USD/CAD edged lower during Friday’s Asian session, breaking below the 1.4100 handle and halting a two-day advance that pushed the pair to its highest level in nearly two weeks. Even with the intraday dip, the pair is still set for strong weekly gains as bullish sentiment toward the US Dollar (USD) remains firmly in place.

The USD Index (DXY) climbed to its strongest level since late May on Thursday, supported by fading expectations for additional Fed rate cuts. The repricing gained traction after the delayed US NFP report showed the economy added 119,000 jobs in September – well above the 50,000 expected – reversing August’s revised decline of 4,000 jobs. The data eased worries about labor-market softness, offsetting a modest rise in the unemployment rate to 4.4% from 4.3%.
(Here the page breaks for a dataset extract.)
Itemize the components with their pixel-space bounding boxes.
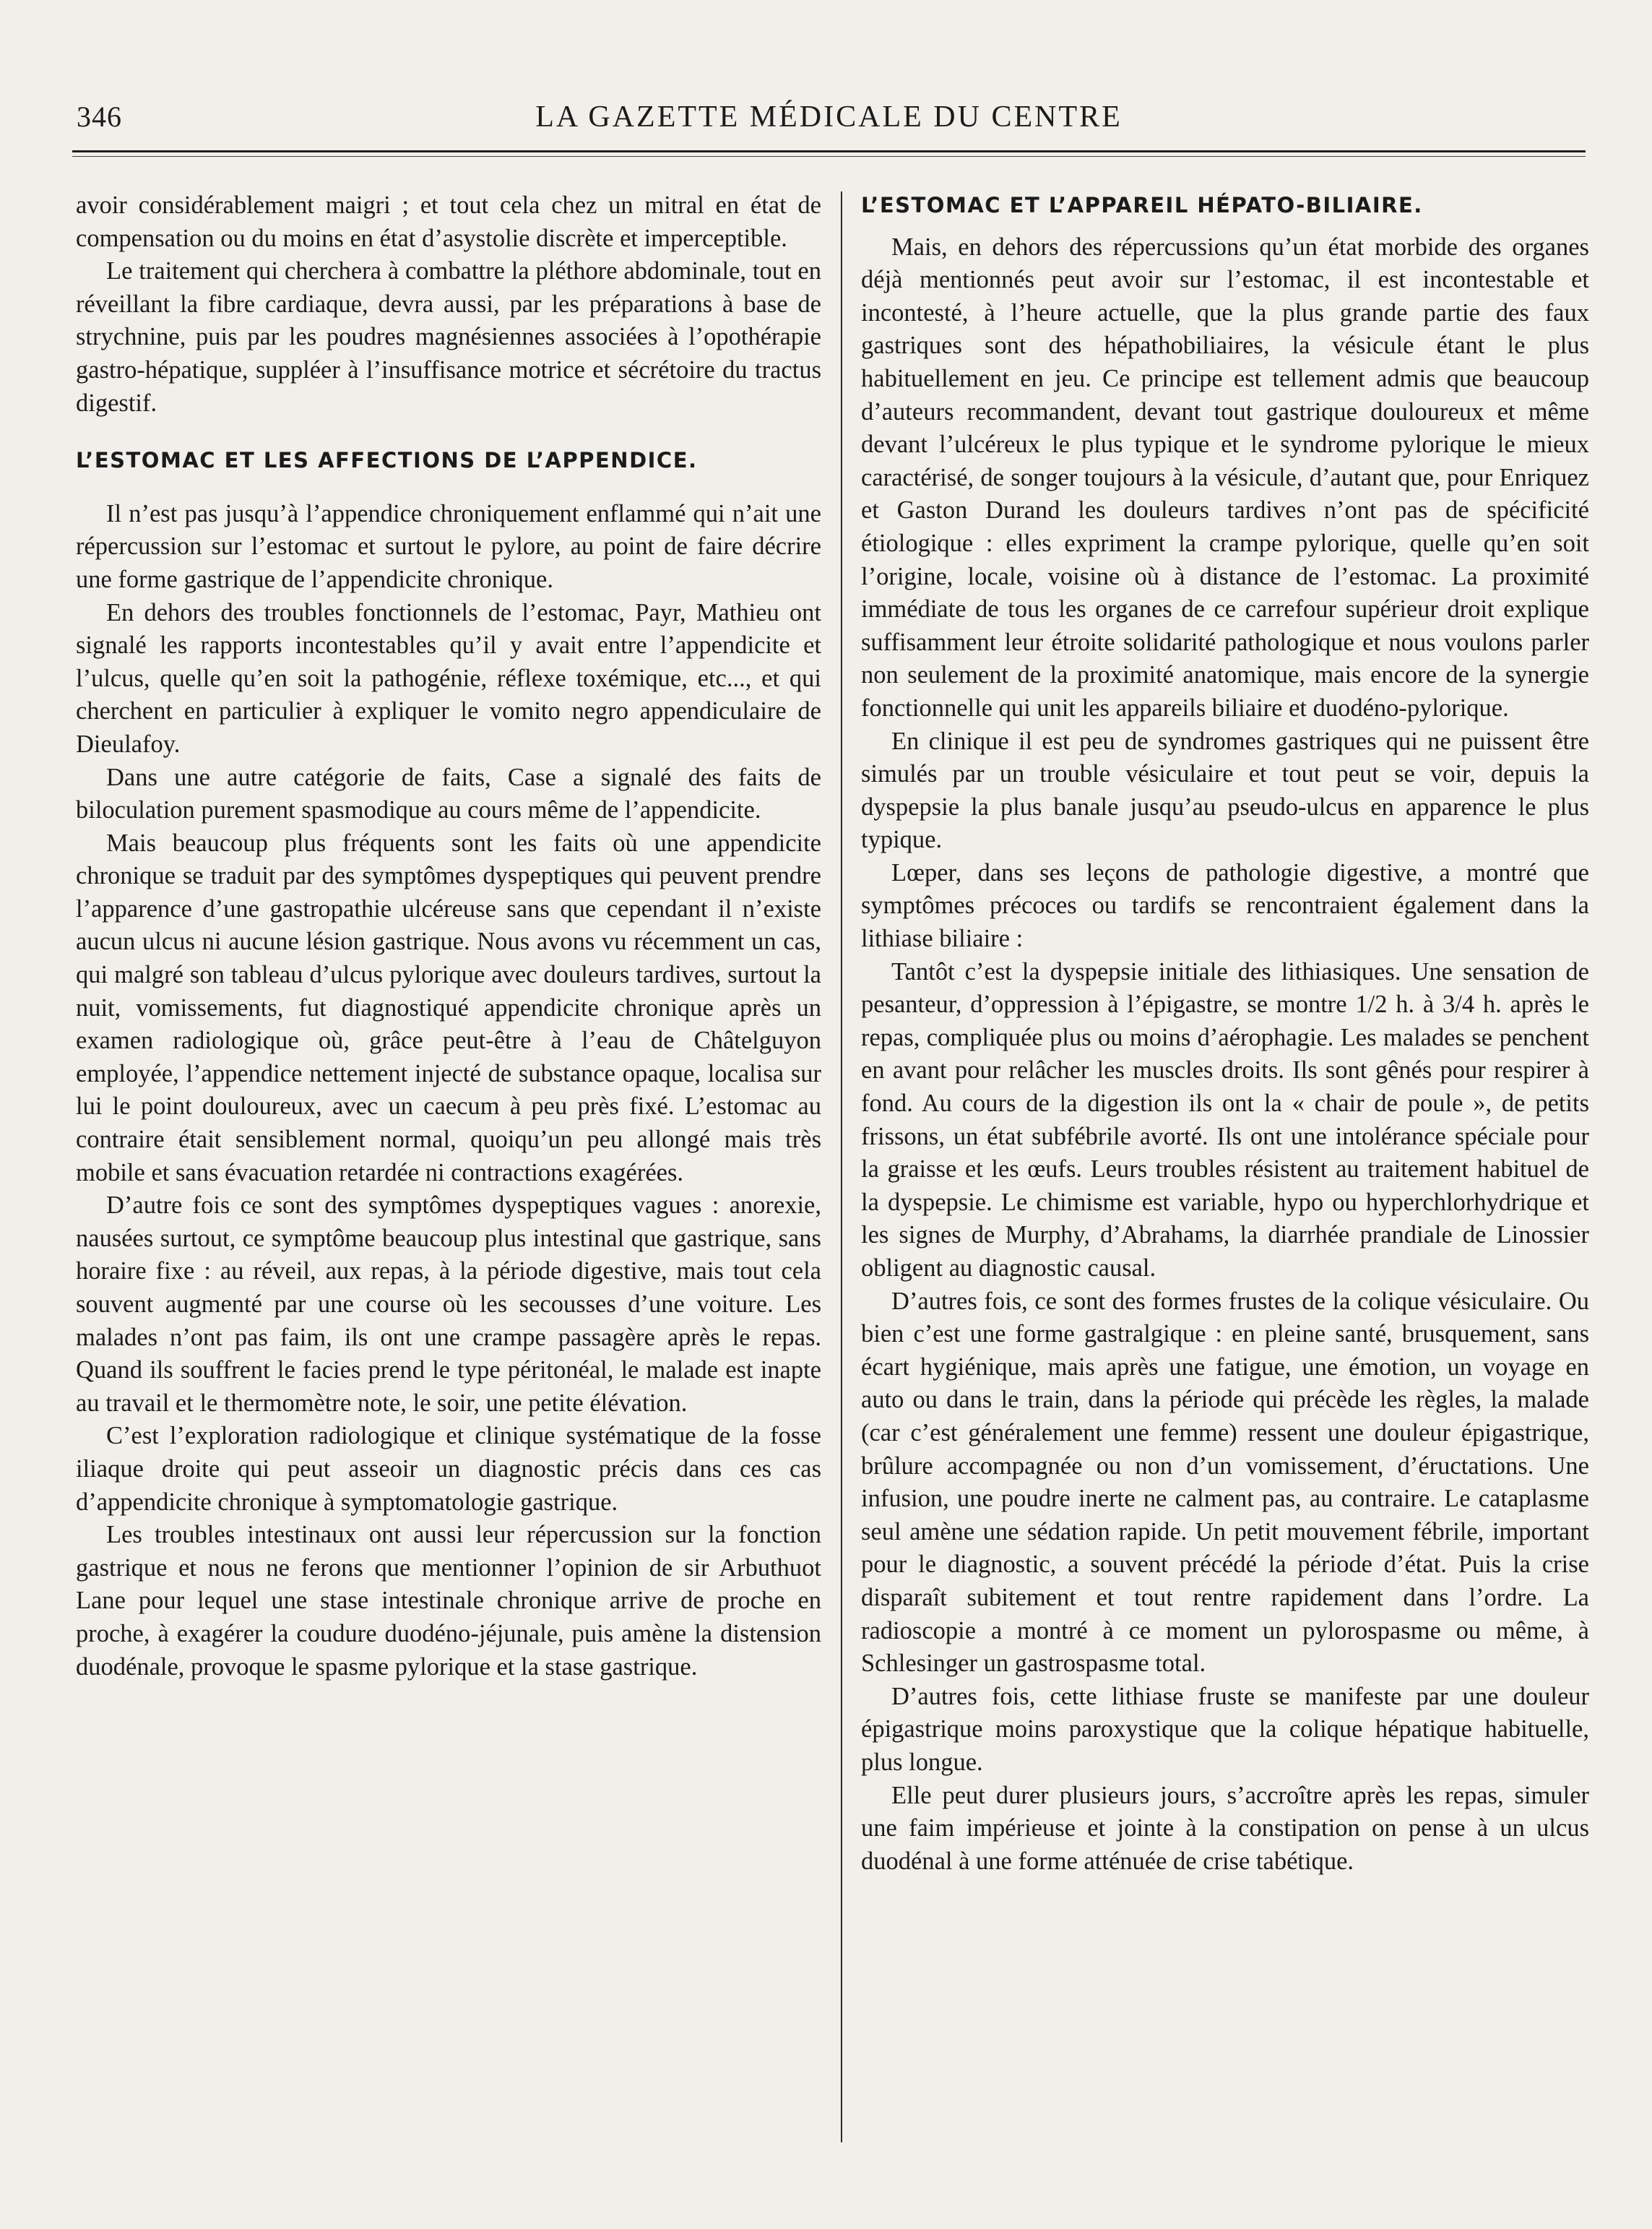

Oil weakness limits CAD recovery

USD bulls are taking a breather ahead of the weekend as concerns grow over slowing US economic momentum following the largest government shutdown on record. Meanwhile, the Canadian Dollar (CAD) remains pressured by earlier domestic data indicating easing inflation trends. Persistent selling in crude oil—Canada’s key export—continues to weigh on the Loonie and helps limit the downside in USD/CAD, keeping bearish follow-through in check.

Market focus turns to CAD retail sales and US PMIs

Traders now await Canada’s monthly retail sales figures and the flash US PMI readings for fresh direction during the North American session.

A series of speeches from influential FOMC policymakers will also be closely monitored for signals on the Fed’s rate-cut trajectory, shaping USD sentiment into the weekend. Combined with oil price movements, these factors are likely to generate short-term opportunities in USD/CAD. For now, the pair remains on track to end the week with solid gains, trading not far from its multi-month highs.